The future availability of critical materials is a widely acknowledged concern within the energy community. Other studies have examined whether projected production growth rates are realistic, but they have approached the question through the lens of constraints such as annual metal production levels and reserves.
MIT graduate student Goksin Kavlak, postdoctoral associate James McNerney, Professor Robert Jaffe of physics, and Professor Jessika Trancik of engineering systems develop a novel method in a paper recently published in Proceedings of the 40th IEEE Photovoltaic Specialists Conference.
“We provide a new perspective by putting the projected PV metal requirements into an historical context,” says Trancik, who is the Atlantic Richfield Career Development Assistant Professor in Energy Studies at MIT and the team lead. “We focus on the changes in metals production over time rather than the absolute amounts.”
This approach allows for an assessment of how quickly metals production would need to be scaled up to meet the rapidly increasing PV deployment levels required by aggressive low-carbon energy scenarios.

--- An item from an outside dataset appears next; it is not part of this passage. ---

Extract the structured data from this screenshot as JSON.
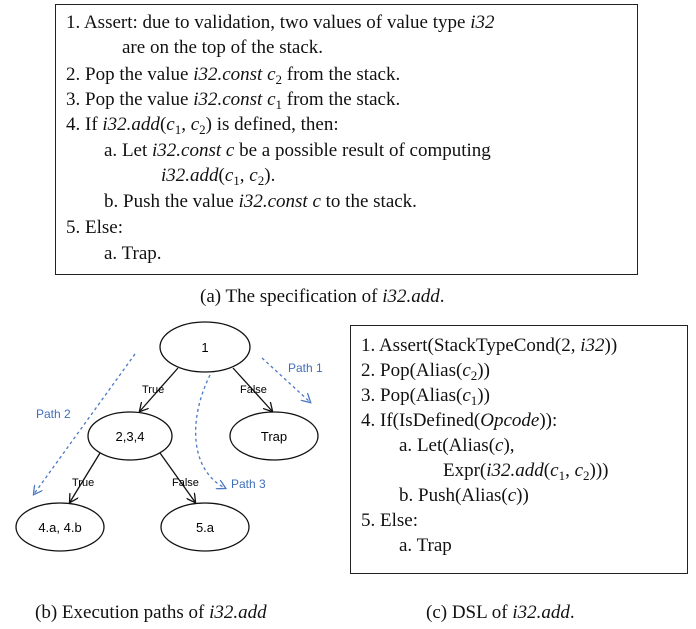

To calculate the metals production growth rates required under those scenarios, as lead author Kavlak explained in a recent interview, the researchers first estimated the required production in 2030 for each metal of interest, and then calculated the annual growth rate needed to reach that level. They took into account the projected demand for each metal by both the PV sector and other industrial sectors. In addition, they looked at the effect of potential improvements in PV technology that would reduce the amount of each metal required in production.

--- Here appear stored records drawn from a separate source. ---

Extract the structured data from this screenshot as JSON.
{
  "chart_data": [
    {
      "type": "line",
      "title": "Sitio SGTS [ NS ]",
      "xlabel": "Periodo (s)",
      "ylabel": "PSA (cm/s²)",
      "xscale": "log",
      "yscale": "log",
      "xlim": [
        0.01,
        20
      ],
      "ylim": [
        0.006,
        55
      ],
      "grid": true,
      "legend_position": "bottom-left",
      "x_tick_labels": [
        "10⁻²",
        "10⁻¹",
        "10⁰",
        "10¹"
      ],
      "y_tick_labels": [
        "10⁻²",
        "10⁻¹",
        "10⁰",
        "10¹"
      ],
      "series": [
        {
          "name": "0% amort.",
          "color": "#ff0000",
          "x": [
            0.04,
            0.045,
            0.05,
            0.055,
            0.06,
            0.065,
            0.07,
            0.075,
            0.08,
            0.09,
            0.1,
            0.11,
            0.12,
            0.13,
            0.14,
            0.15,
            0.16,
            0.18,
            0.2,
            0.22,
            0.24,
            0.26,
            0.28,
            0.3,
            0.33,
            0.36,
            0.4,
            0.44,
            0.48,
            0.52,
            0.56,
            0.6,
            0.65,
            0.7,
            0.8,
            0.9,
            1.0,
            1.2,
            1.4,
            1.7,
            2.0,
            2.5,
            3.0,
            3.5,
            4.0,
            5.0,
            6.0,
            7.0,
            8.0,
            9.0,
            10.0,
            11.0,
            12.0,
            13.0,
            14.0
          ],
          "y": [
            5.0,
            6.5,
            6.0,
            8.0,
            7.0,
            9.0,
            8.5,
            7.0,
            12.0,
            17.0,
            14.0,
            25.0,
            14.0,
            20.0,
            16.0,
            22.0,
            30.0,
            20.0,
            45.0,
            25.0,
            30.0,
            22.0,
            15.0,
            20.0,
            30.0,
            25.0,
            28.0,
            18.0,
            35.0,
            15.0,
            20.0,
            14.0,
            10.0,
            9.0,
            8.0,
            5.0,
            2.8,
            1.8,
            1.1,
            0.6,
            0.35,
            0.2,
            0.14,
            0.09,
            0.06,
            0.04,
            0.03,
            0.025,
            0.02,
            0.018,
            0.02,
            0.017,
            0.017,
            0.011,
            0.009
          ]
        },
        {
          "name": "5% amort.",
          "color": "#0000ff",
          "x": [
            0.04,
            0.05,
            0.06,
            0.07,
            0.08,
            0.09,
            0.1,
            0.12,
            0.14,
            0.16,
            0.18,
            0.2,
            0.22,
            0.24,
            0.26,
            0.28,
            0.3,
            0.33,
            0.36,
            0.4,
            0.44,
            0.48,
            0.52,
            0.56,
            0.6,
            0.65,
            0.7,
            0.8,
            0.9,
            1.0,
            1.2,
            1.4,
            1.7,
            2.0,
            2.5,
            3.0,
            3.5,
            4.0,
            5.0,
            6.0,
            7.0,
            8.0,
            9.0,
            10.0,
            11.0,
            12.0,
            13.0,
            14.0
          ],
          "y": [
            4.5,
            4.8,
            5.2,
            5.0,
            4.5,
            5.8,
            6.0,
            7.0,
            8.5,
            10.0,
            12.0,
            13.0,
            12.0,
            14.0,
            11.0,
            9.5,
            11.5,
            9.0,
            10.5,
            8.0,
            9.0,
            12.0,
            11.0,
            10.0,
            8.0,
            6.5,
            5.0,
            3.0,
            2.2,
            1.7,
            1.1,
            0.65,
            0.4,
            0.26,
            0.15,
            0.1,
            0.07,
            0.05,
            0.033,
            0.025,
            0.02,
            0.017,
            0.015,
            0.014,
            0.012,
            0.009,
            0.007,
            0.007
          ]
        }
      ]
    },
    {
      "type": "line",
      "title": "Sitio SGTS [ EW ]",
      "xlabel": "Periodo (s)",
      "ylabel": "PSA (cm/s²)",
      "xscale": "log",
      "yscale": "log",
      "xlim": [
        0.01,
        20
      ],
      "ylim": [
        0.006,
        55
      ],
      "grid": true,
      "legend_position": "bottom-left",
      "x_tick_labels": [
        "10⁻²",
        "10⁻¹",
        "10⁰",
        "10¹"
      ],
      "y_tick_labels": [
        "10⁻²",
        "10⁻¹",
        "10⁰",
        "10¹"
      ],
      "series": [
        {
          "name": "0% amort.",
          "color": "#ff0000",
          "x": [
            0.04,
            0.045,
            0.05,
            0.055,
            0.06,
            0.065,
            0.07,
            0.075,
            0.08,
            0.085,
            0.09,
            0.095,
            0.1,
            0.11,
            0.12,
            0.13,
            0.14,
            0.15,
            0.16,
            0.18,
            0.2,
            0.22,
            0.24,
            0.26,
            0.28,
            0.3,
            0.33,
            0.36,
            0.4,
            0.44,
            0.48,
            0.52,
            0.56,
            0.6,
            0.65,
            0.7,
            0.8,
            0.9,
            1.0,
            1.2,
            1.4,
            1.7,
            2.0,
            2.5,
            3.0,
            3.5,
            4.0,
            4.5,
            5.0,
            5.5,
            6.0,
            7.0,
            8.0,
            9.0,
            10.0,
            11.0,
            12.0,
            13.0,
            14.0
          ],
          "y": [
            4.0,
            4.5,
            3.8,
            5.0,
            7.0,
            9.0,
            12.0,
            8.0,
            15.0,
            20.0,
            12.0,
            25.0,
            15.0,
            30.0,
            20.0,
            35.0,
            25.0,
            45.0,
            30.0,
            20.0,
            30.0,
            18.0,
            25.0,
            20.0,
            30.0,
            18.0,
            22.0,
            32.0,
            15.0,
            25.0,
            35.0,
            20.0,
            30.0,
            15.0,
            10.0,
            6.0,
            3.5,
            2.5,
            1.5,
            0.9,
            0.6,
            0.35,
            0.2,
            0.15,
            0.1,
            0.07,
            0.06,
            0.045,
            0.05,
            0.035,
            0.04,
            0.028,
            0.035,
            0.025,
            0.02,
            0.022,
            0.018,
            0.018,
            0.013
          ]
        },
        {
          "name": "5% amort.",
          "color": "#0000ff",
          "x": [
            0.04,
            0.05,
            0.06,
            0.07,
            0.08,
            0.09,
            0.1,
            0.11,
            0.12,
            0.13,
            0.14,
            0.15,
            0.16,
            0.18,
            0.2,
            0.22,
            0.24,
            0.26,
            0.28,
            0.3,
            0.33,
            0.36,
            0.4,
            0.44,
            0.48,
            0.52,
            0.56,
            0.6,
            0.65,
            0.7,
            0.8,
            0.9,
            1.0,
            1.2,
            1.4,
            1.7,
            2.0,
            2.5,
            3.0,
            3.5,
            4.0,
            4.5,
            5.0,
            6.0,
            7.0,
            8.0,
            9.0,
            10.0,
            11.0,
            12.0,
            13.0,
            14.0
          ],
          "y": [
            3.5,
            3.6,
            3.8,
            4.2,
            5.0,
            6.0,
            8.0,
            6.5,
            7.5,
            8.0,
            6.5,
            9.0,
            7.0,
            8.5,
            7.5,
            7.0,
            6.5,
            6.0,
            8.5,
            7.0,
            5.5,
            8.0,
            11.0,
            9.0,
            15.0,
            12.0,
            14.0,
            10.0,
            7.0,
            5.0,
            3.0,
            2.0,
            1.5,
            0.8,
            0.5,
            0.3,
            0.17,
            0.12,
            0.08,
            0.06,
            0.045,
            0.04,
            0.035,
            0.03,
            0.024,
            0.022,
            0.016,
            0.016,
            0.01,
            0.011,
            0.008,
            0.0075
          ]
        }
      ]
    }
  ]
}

The researchers then compared these projected growth rates to historical metals production growth rates in order to “understand the extent of production growth that happened in the past and whether the projected growth rates have historical precedent,” says Trancik.
The results of this analysis differed from one kind of PV technology to another. For silicon-based PVs, which include first-generation panels using crystalline silicon solar cells, the results presented an optimistic view of the future.
“Silicon-based PVs look promising from a material point of view: The growth-rate of silicon production required to meet high deployment goals does not exceed historical norms,” says Jaffe, the Morningstar Professor of Physics and MacVicar Faculty Fellow at MIT.
The outlook is more complex for newer photovoltaic technologies, especially increasingly attractive thin-film PV technologies. While a handful of thin-film solar panels use silicon in their absorption layers, many make use of other metals, such as cadmium telluride and copper indium gallium diselinide, commonly referred to as CIGS.
Trancik summarized the paper’s findings concerning CIGS and cadmium telluride production: “To meet even relatively small percentages of electricity demand by the year 2030, these technologies would require historically unprecedented [metals production] growth rates.”
The reasoning? In mining, CIGS and cadmium telluride are considered byproduct metals, not mined for their own sake, but only accessible as byproducts of the mining processes for other metals, such as copper. Upping their production, therefore, is a cost-intensive process.
“It is quite possible that the cost and availability of these critical elements will constrain deployment of otherwise game-changing technologies,” said Jaffe.
The research was sponsored by the U.S. Department of Energy.